The final meal on Erev Tisha B’Av is called the “Seudah Hamasekes,” the Separating Meal. The Seudah Hamasekes declares that this is the last thing we are eating before the fast begins. Nevertheless, it is permitted to eat after the Seudah Hamasekes until sunset. It is best, however, to declare out loud that you intend to eat after the Seudah Hamasekes, so that the Seudah Hamasekes should not constitute a formal acceptance or an oath that you will eat no more until after the fast.
The reason for the Seudah Hamasekes is to experience sorrow and mourning for the Destruction of the Holy Temple.

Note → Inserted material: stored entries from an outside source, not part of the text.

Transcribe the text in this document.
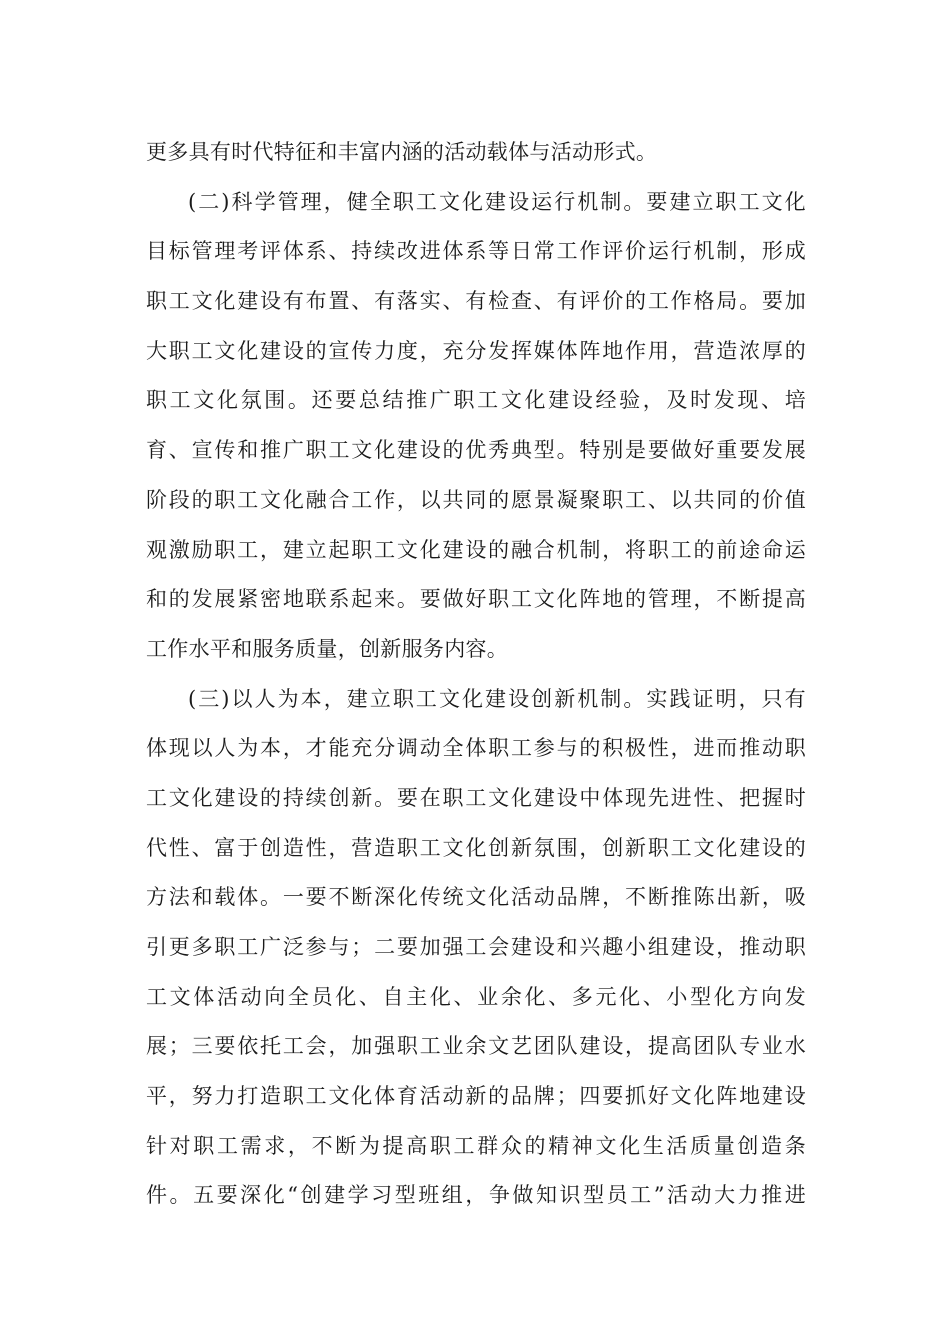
更多具有时代特征和丰富内涵的活动载体与活动形式。
(二)科学管理，健全职工文化建设运行机制。要建立职工文化
目标管理考评体系、持续改进体系等日常工作评价运行机制，形成
职工文化建设有布置、有落实、有检查、有评价的工作格局。要加
大职工文化建设的宣传力度，充分发挥媒体阵地作用，营造浓厚的
职工文化氛围。还要总结推广职工文化建设经验，及时发现、培
育、宣传和推广职工文化建设的优秀典型。特别是要做好重要发展
阶段的职工文化融合工作，以共同的愿景凝聚职工、以共同的价值
观激励职工，建立起职工文化建设的融合机制，将职工的前途命运
和的发展紧密地联系起来。要做好职工文化阵地的管理，不断提高
工作水平和服务质量，创新服务内容。
(三)以人为本，建立职工文化建设创新机制。实践证明，只有
体现以人为本，才能充分调动全体职工参与的积极性，进而推动职
工文化建设的持续创新。要在职工文化建设中体现先进性、把握时
代性、富于创造性，营造职工文化创新氛围，创新职工文化建设的
方法和载体。一要不断深化传统文化活动品牌，不断推陈出新，吸
引更多职工广泛参与；二要加强工会建设和兴趣小组建设，推动职
工文体活动向全员化、自主化、业余化、多元化、小型化方向发
展；三要依托工会，加强职工业余文艺团队建设，提高团队专业水
平，努力打造职工文化体育活动新的品牌；四要抓好文化阵地建设
针对职工需求，不断为提高职工群众的精神文化生活质量创造条
件。五要深化“创建学习型班组，争做知识型员工”活动大力推进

Therefore, some practices of mourning apply to this meal as well, though not all.
Until we eat the Seudah Hamasekes, we may eat as much as we want, though we still may not eat meat or fowl, nor drink wine or grape juice. Before the Seudah Hamasekes we eat a full, regular meal, with those restrictions. Most people eat a full meal a few hours earlier, and eat the Seudah Hamasekes about half an hour before sunset.
The Seudah Hamasekes is eaten after praying Minchah (the Afternoon Services), but before the beginning of sunset. We must have finished the meal by the time sunset begins, that is, before the fast begins. However, we may say Birchat Amazon (the Blessings After the Meal) after the fast has begun.
We eat the Seudah Hamasekes while seated on the ground or on a low chair or cushion. We do not remove our leather shoes yet — that is done at sunset.
The Seudah Hamasekes consist only of bread, cold hard-boiled eggs, and water. Nothing else may be eaten or drunk. We may not drink beer or coffee.
A portion of the bread should be dipped in ashes and eaten. Before the Seudah Hamasekes I burn a napkin or paper plate, and drop the ashes into a bowl. Instead of dipping the bread into salt, as we are usually required to do at the beginning of a meal, we dip a piece of bread into the ashes.
Although we may not eat after the Seudah Hamasekes, we may sit on regular chairs or benches after the Seudah Hamasekes, until sunset, when Tisha B’Av and all its restrictions begins.